Line 150: 'Statistically significant association for smoking during pregnancy was reported only low birth weight.' This sentence doesn't make sense as is and should be reviewed accordingly.

Line 208: Remove the comma after 'cardiovascular diseases'.

 

 

Author Response

Dear Reviewer,

 

Thank you for your time and effort and the highly useful comments. We have taken them into account and adjusted the manuscript accordingly. Please find below our detailed responses. Additions and changes are marked in the manuscript with Word Track changes.

 

This is a very interesting and novel paper. I have a few minor comments, mostly on the Materials and Methods section, as follows:

  1. Abstract: lines 23 and 26/7 - 'childhood overweight' could be replaced with 'being overweight in childhood' and then your sentence in lines 26/7 would make better grammatical sense.

Thank you for pointing out that the sentence is not correct and presenting a suggestion to improve it. According to it, we revised the sentence. Please see lines 26f. in the revised manuscript.

 

  1. Abstract: line 28/9 - "The results confirm the potential to explain additional part of the non-communicable diseases by the DOHAD concept...' - 'additional part' doesn't quite fit here - I would suggest rewording this sentence.

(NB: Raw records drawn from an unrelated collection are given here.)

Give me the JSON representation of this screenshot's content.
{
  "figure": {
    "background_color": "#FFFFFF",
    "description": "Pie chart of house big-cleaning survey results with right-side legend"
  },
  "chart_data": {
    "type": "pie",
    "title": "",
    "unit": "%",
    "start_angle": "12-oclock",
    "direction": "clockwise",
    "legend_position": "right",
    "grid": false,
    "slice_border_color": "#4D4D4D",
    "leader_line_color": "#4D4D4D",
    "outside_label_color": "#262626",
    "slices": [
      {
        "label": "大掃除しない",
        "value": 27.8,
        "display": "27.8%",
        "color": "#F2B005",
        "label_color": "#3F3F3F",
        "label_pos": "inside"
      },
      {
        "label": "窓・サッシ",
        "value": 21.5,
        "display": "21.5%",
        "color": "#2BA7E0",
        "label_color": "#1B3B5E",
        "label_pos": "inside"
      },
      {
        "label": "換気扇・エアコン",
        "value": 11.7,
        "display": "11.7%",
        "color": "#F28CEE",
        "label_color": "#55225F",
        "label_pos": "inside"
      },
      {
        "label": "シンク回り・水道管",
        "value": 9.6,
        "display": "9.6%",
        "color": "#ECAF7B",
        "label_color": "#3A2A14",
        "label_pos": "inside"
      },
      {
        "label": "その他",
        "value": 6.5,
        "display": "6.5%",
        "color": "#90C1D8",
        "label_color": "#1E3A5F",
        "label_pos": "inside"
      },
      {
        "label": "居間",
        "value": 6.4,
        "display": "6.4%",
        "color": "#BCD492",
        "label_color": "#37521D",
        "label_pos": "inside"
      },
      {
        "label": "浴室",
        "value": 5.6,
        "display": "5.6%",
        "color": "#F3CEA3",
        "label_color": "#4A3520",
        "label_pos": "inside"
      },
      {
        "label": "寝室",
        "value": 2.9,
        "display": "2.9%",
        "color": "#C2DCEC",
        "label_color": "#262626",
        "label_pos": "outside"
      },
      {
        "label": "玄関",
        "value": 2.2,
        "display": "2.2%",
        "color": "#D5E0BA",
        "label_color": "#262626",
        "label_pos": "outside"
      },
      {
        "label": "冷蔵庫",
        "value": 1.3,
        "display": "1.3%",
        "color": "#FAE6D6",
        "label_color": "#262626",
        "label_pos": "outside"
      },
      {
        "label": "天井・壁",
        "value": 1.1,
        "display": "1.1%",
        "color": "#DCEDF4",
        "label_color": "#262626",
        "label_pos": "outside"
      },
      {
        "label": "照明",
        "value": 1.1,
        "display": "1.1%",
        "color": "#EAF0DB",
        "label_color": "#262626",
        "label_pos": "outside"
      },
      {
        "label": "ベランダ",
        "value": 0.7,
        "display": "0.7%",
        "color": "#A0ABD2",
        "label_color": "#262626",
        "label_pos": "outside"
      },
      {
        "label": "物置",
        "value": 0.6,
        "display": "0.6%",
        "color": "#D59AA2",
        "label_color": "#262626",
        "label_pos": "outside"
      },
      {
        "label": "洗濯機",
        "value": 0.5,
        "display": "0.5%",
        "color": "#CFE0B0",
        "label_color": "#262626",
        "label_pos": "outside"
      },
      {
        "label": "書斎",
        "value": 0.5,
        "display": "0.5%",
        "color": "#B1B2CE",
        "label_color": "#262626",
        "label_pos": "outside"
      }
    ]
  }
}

Thank you for pointing out that the sentence was not clear. We revised it to make it understandable and grammatically correct. Please see line 29 in the revised manuscript.

 

  1. I appreciate that the supplementary file contains further details of the literature review. However I think it would be beneficial for the reader to include the following detail in the main text as additional information:
  • Were there any restrictions on literature included in the review by year of publication? (ie papers published within the last 10 years?)
  • Why was only PubMed searched and no other databases included?
  • When were the searches undertaken? 

We appreciate your suggestions to improve the understandability of our manuscript. We expanded the description of the literature review according to your comments (lines 116ff. in the revised manuscript). This work was a scoping attempt to test whether an approach, as the one presented in the manuscript, is feasible. Thus, we designed the work in a way that it also includes only scoping literature review, i.e. limited to published meta-analyses and searches only in PubMed. We agree that future work should include a more comprehensive literature search, i.e. in several databases and of original studies, if needed supplemented with meta-analysis.

 

  1. Line 150: 'Statistically significant association for smoking during pregnancy was reported only low birth weight.' This sentence doesn't make sense as is and should be reviewed accordingly.

Thank you for pointing out that the sentence did not make sense. The sentence has been revised; see line 160 in the revised manuscript.

 

  1. Line 208: Remove the comma after 'cardiovascular diseases'.

Thank you for highlighting this error. We removed the comma; see line 217 in the revised manuscript.